Jumat, 15 Agustus 2008

Kejahatan Aristoteles


”Kejahatan dapat menyatukan manusia”.

Dulu lama sekali saya mencoba merenungkan arti kata Aristoteles ini. Hingga suatu hari, saya menemukan tamsilnya. Meski tak terlalu sempurna, mungkin bisa mendekati saja.

Hal tersebut saya temukan pada masyarakat di sebuah kampung di Batam. Di kampung ini, warganya sangat abai akan lingkungan dan cenderung individualistis. Hingga akhirnya terjadi peristiwa perampokan di sana. Akibatnya, warga yang semula abai mulai waspada, lalu bersatu membuat pertahanan.

Hal senada dikisahkan rekan saya. Saat itu, perusahaan A tempat dia bekerja, membentuk usaha baru, namanya perusahaan B. Di perusahaan B ini, semua fasilitas kantornya serba terbatas, yang mengakibatkan kawan saya dan rekannya malas bekerja.

Hingga akhirnya, semangat mereka terlecut. Mengapa? Ternyata mereka sering menerima perlakuan jahat. Tiap hari, mereka selalu dihina dan direndahkan sebagai orang-orang buangan perusahaan A dan SDM yang rendah.

Kejahatan dan serangan dari luar ini ternyata membuat amarah kinerja anak-anak perusahaan B terlecut. Mereka yang tak mau dibilang pecundang, bekerja keras membuat pembuktian bahwa anggapan itu keliru. Hasilnya, kinerja mereka ini kian baik bahkan kian sukses.

Saya merenung, mungkinkah ini yang dimaksud Aristoteles? Kejahatan menyatukan manusia.

Memang, manusia terlahir dan diprogram untuk survive dari segala serangan dan tantangan lingkungan. Makanya, begitu naluri aslinya diusik dan diserang, resistennya akan timbul.

Hal inilah yang banyak dipakai dalam manajemen modern untuk memacu kinerja karyawannya. Kembangkan manajemen konflik, buatlah karyawan anda merasa diserang, suburkanlah rasa curiga maka rasa saing akan muncul, katakan pada mereka hak-haknya akan direbut musuh sehingga naluri survive-nya akan timbul.

Namun, hati-hati jangan sampai salah menerapkan permainan ini, dengan sering-sering mengatakan kehebatan musuh atau pesaing, ini hanya akan membunuh mental karyawan atau rakyat Anda itu sendiri. Contohnya adalah kisah Julius Caesar.

Ceritanya, sebelum menaklukkan musuhnya, kaisar ini menyusupkan prajuritnya ke daerah lawan. Di sana, sang prajurit selalu menyebarkan berita tentang kehebatan tentara sang Caesar.

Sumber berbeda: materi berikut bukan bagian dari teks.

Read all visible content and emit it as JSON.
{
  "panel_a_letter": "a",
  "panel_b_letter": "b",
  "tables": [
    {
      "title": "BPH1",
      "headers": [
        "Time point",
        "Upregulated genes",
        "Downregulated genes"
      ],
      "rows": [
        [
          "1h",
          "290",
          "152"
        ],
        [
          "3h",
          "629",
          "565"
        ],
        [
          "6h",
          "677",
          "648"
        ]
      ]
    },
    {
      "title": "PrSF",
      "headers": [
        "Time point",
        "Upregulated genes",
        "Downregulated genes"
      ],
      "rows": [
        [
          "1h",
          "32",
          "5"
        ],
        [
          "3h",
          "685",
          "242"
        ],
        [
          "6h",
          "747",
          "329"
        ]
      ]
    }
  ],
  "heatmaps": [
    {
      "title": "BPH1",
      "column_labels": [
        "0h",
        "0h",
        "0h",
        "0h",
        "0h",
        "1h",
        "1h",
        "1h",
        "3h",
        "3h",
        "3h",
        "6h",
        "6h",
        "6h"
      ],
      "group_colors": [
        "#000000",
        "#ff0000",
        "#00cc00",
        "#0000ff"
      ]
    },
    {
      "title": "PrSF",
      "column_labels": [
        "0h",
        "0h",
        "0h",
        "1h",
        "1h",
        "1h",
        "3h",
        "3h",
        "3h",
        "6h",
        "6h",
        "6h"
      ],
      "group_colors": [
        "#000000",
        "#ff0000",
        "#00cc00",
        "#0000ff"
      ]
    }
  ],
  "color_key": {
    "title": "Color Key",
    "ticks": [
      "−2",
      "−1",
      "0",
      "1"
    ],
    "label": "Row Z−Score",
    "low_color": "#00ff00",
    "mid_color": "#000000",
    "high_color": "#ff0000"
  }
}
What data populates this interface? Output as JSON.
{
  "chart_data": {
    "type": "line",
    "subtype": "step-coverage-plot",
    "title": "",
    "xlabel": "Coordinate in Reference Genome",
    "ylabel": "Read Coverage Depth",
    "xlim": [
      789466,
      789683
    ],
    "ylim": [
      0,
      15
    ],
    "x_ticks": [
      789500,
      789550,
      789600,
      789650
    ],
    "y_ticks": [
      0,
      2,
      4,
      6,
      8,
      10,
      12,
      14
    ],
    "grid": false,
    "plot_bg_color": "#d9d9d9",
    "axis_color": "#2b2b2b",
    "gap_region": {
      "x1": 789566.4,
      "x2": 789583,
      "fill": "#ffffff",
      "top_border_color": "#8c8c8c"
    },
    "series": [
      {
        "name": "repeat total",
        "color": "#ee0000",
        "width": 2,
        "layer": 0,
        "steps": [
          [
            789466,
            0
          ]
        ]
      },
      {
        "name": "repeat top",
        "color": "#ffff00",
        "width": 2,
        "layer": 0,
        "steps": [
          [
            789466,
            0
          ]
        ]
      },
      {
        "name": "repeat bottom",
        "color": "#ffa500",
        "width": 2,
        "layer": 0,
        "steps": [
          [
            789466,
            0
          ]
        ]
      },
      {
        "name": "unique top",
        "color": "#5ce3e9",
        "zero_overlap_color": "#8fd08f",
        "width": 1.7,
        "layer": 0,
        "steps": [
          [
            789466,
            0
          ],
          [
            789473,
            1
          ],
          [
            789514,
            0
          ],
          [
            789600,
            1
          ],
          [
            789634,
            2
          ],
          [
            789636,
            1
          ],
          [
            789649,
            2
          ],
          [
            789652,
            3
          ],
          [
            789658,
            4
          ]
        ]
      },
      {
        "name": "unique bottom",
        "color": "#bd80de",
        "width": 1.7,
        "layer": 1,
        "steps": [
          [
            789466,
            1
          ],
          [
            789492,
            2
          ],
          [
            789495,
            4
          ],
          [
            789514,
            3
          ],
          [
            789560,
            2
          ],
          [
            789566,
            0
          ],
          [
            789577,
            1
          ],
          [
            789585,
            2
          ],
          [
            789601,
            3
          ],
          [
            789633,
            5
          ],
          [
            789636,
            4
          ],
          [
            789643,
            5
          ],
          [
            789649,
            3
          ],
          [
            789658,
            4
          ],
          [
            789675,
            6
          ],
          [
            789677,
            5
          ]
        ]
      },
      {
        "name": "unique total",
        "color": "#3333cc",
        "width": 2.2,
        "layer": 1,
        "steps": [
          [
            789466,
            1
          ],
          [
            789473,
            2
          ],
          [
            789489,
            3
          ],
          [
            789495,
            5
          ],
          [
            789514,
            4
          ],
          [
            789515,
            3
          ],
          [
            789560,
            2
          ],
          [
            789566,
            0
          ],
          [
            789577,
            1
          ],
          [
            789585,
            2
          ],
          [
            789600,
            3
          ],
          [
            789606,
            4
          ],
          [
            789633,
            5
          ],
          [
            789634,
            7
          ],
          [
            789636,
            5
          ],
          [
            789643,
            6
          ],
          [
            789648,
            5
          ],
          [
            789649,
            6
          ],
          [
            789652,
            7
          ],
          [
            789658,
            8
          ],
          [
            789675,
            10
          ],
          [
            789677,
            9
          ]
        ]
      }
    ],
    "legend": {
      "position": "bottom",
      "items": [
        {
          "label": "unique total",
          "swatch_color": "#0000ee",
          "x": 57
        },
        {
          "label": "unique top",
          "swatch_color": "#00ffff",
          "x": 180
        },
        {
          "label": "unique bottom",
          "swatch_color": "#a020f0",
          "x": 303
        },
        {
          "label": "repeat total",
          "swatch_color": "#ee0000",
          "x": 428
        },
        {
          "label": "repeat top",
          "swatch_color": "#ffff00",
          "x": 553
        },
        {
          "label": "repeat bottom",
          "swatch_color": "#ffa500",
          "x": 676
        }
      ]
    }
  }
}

Perang psikologi ini membuat lawan menjadi lemah, dan rasa takut pun menyergap, sehingga saat Julius Caesar datang, daerah tersebut sudah kalah sebelum perang. Pantaslah dia selalu berkata, Veni Vidi Vici, gua datang, gua lihat, gua menang. begitu kata orang Jakarte.

Beda dengan yang dilakukan Archilles saat akan menyerang Troya. kepada prajuritnya dia berkata, ”Hei, lihatlah negeri yang indah itu mereka curi dari kita, maka itu rebutlah, karena itu adalah hak kalian!”

Kalimat Aristotels ini juga ada kaitan dengan ungkapan, ”Amarah lebih baik dari putus asa.” Teori psikologi dasar ini juga sering diterapkan dalam keseharian, baik di dunia kerja maupun kemiliteran.

Kawan saya yang wartawan sering bercerita, dulu ada sumbernya yang kalau ingin beritanya naik, selalu bilang begini, ”Berani tidak naikkan berita saya?”

Kalimat ”berani” ini, ternyata sangat ampuh, sehingga si wartawan merasa tersindir kelelakiannya, dan takut dibilang penakut, sehingga sedaya upaya menaikkan berita tersebut. Karena jika tidak, dia akan malu dibilang sumbernya penakut.

Sedangkan dalam kemiliteran, sering terlihat bagaimana komandan latih membangkitkan semangat prajuritnya yang sudah putus asa atau lemah mental, dengan membangkitkan amarah mereka, bahkan menghinanya dengan sebutan ”Ladys”. Lelaki mana sih yang nggak marah dipanggil ibu-ibu? Apalagi itu tentara.

Amarah (bisa juga disebut kebencian) yang besar ini, bahkan bisa mencuci otak manusia sehingga mereka bisa diperintah melakukan apa saja.